Simultaneous capture is possible too, by using dichroic filters and multiple black and white CCDs.

I've wondered why the camera makers have never made a DSLR using 3CCD technology. (It used to be common in pro video.) I imagine the low light performance would be spectacular.

[Cliff Matthews]

I've wondered why the camera makers have never made a DSLR using 3CCD technology. (It used to be common in pro video.)

I seems large format sensors are a fixture now, so can you imagine the size of the prism block and size/weight of the camera? I think it would need a new name - The Schwarzenegger.

[tooki]

They'd be bigger, but not as big as you think, I suspect. (3CCD camcorders weren't a lot bigger than their single-CCD brethren.)

My hunch is more that it'd be impossible to maintain compatibility with existing camera systems (Canon EOS, Nikon F, etc.) because the distance between the lens mount and sensors would be much longer. But at the same time, I'd think that a new system with three sensors could have the potential for amazing image quality.

Of course, single-sensor image quality has made such strides that I guess the point is moot now...

[Nerull]

Cheap dashcams wth poor IR filtering so the built in LEDs are pretty useless as illumination, while they show up green foliage as red. These was also some footage by Reponut where he tried a cheap dashcam and it did the same, along with showing up clothing in odd colours.

Ah, that's plausible, since dashcams are a specialty camera that needs to be able to capture low light without mode switching.

Good filters may filter more than IR as well - Canon DSLR filters block some red light as well as IR, to more closely mimic human vision which is less sensitive to red light. I'm not sure if they still do, but at times Canon has sold 'a' versions of their cameras specifically for astrophotography ...

Isn't the "deep red" basically the near-IR? I don't think human eyes are particularly sensitive to it, so it doesn't much matter if it's filtered as well by a normal filter. Nikon eventually caught up and Now makes an astrophotography DSLR as well, by the way!

Are those filters expensive? I wonder why that stuff can't be made at home...

Well, do you have a vacuum deposition chamber at home? 

Good filters are actually very hard to make. It takes quite precision manufacturing to make filters that have no flaws, no unwanted color shifts, etc.
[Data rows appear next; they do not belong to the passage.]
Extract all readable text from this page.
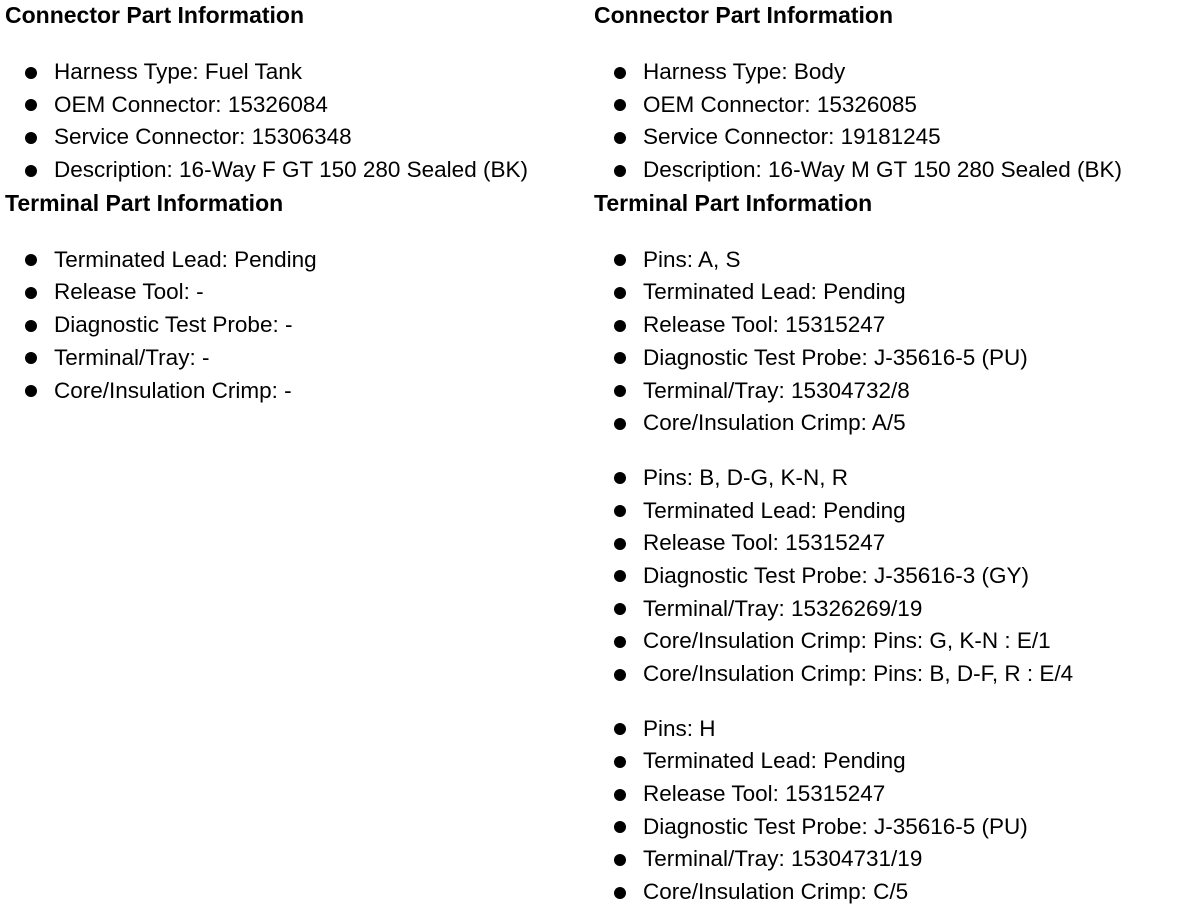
Connector Part Information
Harness Type: Fuel Tank
OEM Connector: 15326084
Service Connector: 15306348
Description: 16-Way F GT 150 280 Sealed (BK)
Terminal Part Information
Terminated Lead: Pending
Release Tool: -
Diagnostic Test Probe: -
Terminal/Tray: -
Core/Insulation Crimp: -
Connector Part Information
Harness Type: Body
OEM Connector: 15326085
Service Connector: 19181245
Description: 16-Way M GT 150 280 Sealed (BK)
Terminal Part Information
Pins: A, S
Terminated Lead: Pending
Release Tool: 15315247
Diagnostic Test Probe: J-35616-5 (PU)
Terminal/Tray: 15304732/8
Core/Insulation Crimp: A/5
Pins: B, D-G, K-N, R
Terminated Lead: Pending
Release Tool: 15315247
Diagnostic Test Probe: J-35616-3 (GY)
Terminal/Tray: 15326269/19
Core/Insulation Crimp: Pins: G, K-N : E/1
Core/Insulation Crimp: Pins: B, D-F, R : E/4
Pins: H
Terminated Lead: Pending
Release Tool: 15315247
Diagnostic Test Probe: J-35616-5 (PU)
Terminal/Tray: 15304731/19
Core/Insulation Crimp: C/5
And the narrower the frequencies the filter is to block/allow, the harder it gets. And then for photography use, you need antireflective coatings, which are literally impossible to create without the aforementioned vacuum deposition chamber.

But again, I'd hazard that for this purpose, even if you had all the equipment and chemistry, the biggest challenge would probably be dust. For a filter that goes in front of the lens (like a screw on filter), an imperfection wouldn't show up on the image because it's nowhere near focus. But the IR sensors are just above the actual sensor, and dust shows up as huge blemishes over many pixels.
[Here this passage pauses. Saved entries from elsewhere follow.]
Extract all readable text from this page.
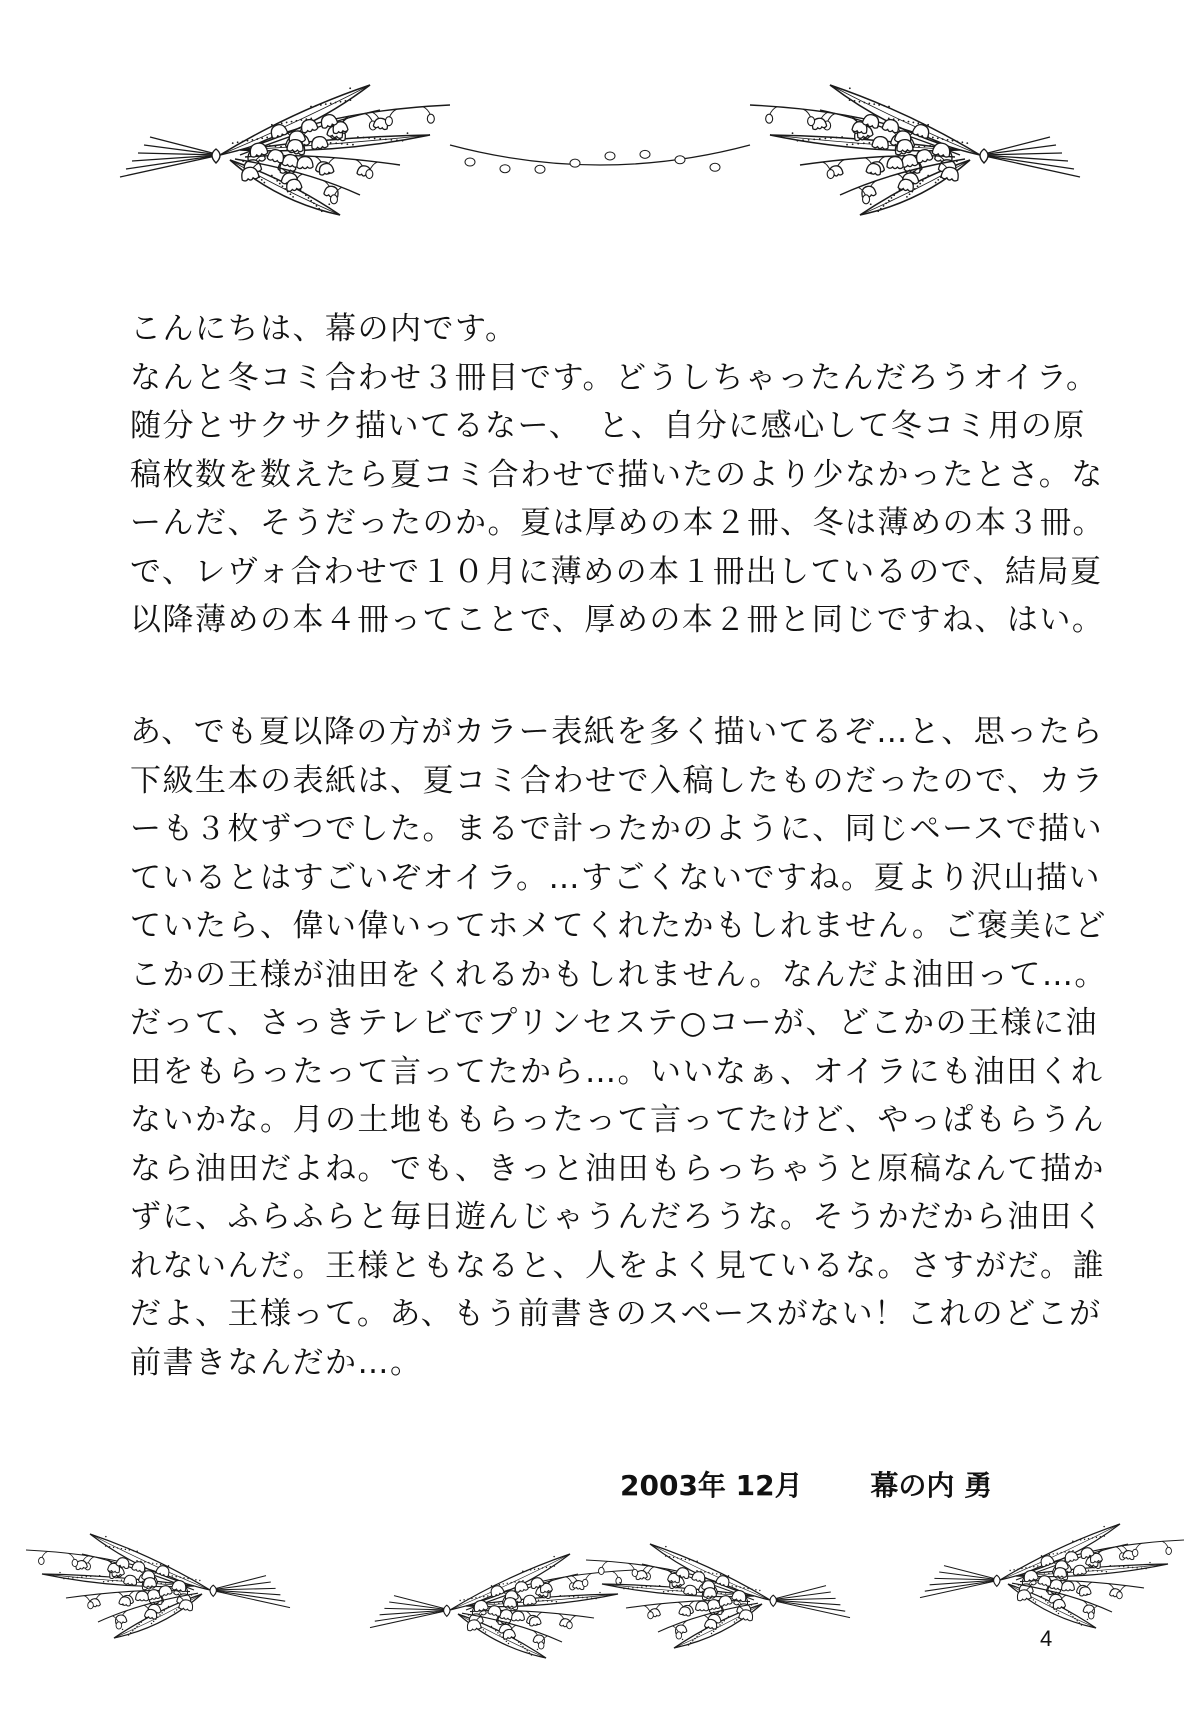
こんにちは、幕の内です。
なんと冬コミ合わせ３冊目です。どうしちゃったんだろうオイラ。
随分とサクサク描いてるなー、　と、自分に感心して冬コミ用の原
稿枚数を数えたら夏コミ合わせで描いたのより少なかったとさ。な
ーんだ、そうだったのか。夏は厚めの本２冊、冬は薄めの本３冊。
で、レヴォ合わせで１０月に薄めの本１冊出しているので、結局夏
以降薄めの本４冊ってことで、厚めの本２冊と同じですね、はい。
あ、でも夏以降の方がカラー表紙を多く描いてるぞ…と、思ったら
下級生本の表紙は、夏コミ合わせで入稿したものだったので、カラ
ーも３枚ずつでした。まるで計ったかのように、同じペースで描い
ているとはすごいぞオイラ。…すごくないですね。夏より沢山描い
ていたら、偉い偉いってホメてくれたかもしれません。ご褒美にど
こかの王様が油田をくれるかもしれません。なんだよ油田って…。
だって、さっきテレビでプリンセステ○コーが、どこかの王様に油
田をもらったって言ってたから…。いいなぁ、オイラにも油田くれ
ないかな。月の土地ももらったって言ってたけど、やっぱもらうん
なら油田だよね。でも、きっと油田もらっちゃうと原稿なんて描か
ずに、ふらふらと毎日遊んじゃうんだろうな。そうかだから油田く
れないんだ。王様ともなると、人をよく見ているな。さすがだ。誰
だよ、王様って。あ、もう前書きのスペースがない！これのどこが
前書きなんだか…。
2003年 12月 幕の内 勇
4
The human eye is quite capable of seeing H-alpha, so its not into IR. H-alpha nebulas are easily visible through a telescope, but unmodded DSLR cameras have a difficult time capturing them. High end solar telescopes use a H-alpha bandpass filter and produce amazing views, much better than the standard attenuation filter.

And yes, external filters are pretty much universal on scientific cameras, and there are plenty of cameras available to the amateur astronomer that have a bare CCD and filter wheel, but using a DSLR is still fairly common.

There are a few companies that offer a service to replace the existing filter in many cameras, they were the only option for a while when Canon discontinued the 20Da, but they're still out there for other models. I'm not sure about the practicality of doing this at home.

Simply removing the filter completely, or replacing it with a spacer is also possible, but this almost requires the use of external filters. Its pretty much impossible to get a sharp focus with a camera sensitive to both visible light and IR at the same time, which is why the 'a' models still block IR.